Help Preserve the Silberberg Building

The Silberberg Building with recent previous tenant, Milk, an ice cream shop. Located at 7274-7290 W. Beverly Boulevard; 180-182 N. Poinsettia Place in Los Angeles’ Beverly/Fairfax neighborhood.

CURRENT STATUS

The Silberberg Building is now Historic Cultural Monument #1276. It was approved by Los Angeles City Council on March 3, 2023. It resides in Council District 5.

February 21, 2023: The Planning and Land Use Management Committee (PLUM) heard the nomination for the Silberberg meeting in the third phase of the Historic Cultural Monument process. ADSLA and Save Beverly Fairfax jointly presented the case. We welcome having our supporters call into the Zoom meeting to let these City Council members know of the cultural importance of the building. This committee is a sub-set of City Council and will determine if the building is worthy enough to turn over to City Council to designate as a Cultural Heritage Monument (HCM) in the City of Los Angeles. CALL IN OR WRITE A LETTER!

November 17, 2022: Following a site visit with the owners, the Cultural Heritage Commission voted to recommend the Silberberg Building for Los Angeles Cultural Heritage Monument status on two of the three criteria for historic buildings (scroll down for details). The building is very well maintained and definitely has many intact character defining features.

September 15, 2022: The Silberberg Building has been submitted to the Cultural Heritage Commission for consideration as an Historic Cultural Monument. The case for building was first heard on Thursday, September 15, 2022 at a virtual (Zoom) meeting at 10:00 AM. At the meeting, the Cultural Heritage Commission voted to take the building under consideration as an HCM. This was followed up by a site visit with two of the commissioners on October 13, 2022.

The nomination is a collaboration between the Art Deco Society of Los Angeles and Save Beverly Fairfax.

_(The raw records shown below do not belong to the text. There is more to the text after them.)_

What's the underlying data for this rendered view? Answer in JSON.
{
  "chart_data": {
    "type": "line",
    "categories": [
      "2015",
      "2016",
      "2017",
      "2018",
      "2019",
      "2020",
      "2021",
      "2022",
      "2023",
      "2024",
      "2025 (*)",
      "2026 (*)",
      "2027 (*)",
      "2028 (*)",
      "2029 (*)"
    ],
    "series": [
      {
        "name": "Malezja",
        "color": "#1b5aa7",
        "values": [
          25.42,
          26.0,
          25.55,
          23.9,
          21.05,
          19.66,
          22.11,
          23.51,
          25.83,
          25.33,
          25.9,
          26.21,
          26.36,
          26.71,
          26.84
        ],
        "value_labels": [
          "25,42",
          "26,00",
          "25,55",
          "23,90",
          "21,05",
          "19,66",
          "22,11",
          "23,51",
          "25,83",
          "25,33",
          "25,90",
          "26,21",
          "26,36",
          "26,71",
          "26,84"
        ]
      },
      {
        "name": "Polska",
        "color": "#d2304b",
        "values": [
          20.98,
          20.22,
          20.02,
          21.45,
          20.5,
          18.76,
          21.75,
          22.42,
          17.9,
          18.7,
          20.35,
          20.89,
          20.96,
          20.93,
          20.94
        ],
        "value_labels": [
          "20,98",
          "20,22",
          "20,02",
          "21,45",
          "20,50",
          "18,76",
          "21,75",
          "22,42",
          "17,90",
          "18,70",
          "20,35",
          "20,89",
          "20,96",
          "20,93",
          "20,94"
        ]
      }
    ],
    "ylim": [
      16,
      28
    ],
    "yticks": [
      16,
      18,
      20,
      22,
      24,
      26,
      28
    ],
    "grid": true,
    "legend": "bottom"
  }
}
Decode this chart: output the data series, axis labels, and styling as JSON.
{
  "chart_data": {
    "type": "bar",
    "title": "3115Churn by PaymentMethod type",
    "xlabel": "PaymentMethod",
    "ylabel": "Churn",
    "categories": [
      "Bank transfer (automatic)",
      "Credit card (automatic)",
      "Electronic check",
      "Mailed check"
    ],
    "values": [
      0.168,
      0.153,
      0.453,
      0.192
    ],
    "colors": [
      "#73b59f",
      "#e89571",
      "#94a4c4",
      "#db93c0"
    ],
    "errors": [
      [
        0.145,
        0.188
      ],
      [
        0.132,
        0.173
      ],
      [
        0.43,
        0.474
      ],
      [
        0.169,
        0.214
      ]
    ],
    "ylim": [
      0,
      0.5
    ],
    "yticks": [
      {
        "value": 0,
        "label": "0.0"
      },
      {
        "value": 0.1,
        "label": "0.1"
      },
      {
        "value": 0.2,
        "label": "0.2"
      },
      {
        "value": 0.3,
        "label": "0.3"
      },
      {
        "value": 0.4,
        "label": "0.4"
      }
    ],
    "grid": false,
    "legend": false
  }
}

The Art Deco Society of Los Angeles goes through a nomination process for buildings that we identify as being “historically significant.” We are now in phase 1 of this process with the Art Deco Silberberg Building in the Beverly Fairfax Building in Los Angeles. We need YOUR PARTICIPATION to achieve a preservation victory. Please read on.

To be effective, we need the public to get behind our nomination, by writing letters of support to key decision-makers and advisors in this process and/or appearing (by Zoom or telephone) to express encouragement to the city to landmark the building.


The Silberberg building was originally designed for the La Brea Mortgage Company. It still maintains much of its original detail such as colorful terrazzo, fully glazed metal double doors with sidelites and a divided‐lite transom with ornamental metal grills. Photos courtesy of Margot Gerber, October 13, 2022.

ABOUT THE SILBERBERG BUILDING

The Silberberg Building is a one-story commercial building located at the southeast corner of W. Beverly Boulevard and N. Poinsettia Place in the Beverly-Fairfax neighborhood of Los Angeles. Built in 1931, the property was designed in the Art Deco architectural style by architect and engineer J. Robert Harris (1900-1964) for the La Brea Mortgage Company as offices and retail space. The La Brea Mortgage Company, founded in 1928 by realtor and businessman Abraham Silberberg, was one of many businesses established to serve the Jewish community that developed in Beverly-Fairfax and other Wilshire-area neighborhoods. The subject property was among the earliest commercial buildings built in what would become a significant commercial corridor on Beverly Boulevard.

Originally part of Rancho La Brea, the area became home to large-scale oil extraction operations before being subdivided for residential development. By the early 1930s, the area was dominated by a mix of single-family and small multifamily residences and characterized by an emphasis on automobile usage. Beverly Boulevard’s emergence as a commercial corridor followed, and development there, too, was car oriented.

Many of the earliest residents in the Beverly-Fairfax area were Jewish, as it was one of relatively few neighborhoods in Los Angeles where restrictive covenants did not exclude Jewish homeowners; synagogues, delis, kosher restaurants and grocers, and a variety of other businesses and institutions sprang up along Beverly Boulevard to serve the emerging Jewish community. Following World War II, Jewish Angelenos continued to move westward, and Beverly-Fairfax replaced Boyle Heights as the center of Jewish community life in Los Angeles.

 

Statement of Significance

The Silberberg Building meets the following criteria for designation as a Los Angeles Historic‐Cultural

Monument (HCM):

Criterion A: It is identified with important events of national, state, or local history, or exemplifies significant contributions to the broad cultural, economic or social history of the nation, state, city or community.

Criterion C: It embodies the distinctive characteristics of a style, type, period, or method of construction; or represents a notable work of a master designer, builder, or architect whose individual genius influenced his or her age.

The property at 7290 Beverly Boulevard satisfies Criterion A as a commercial retail building associated with historic patterns of commercial development within the Beverly‐Fairfax neighborhood.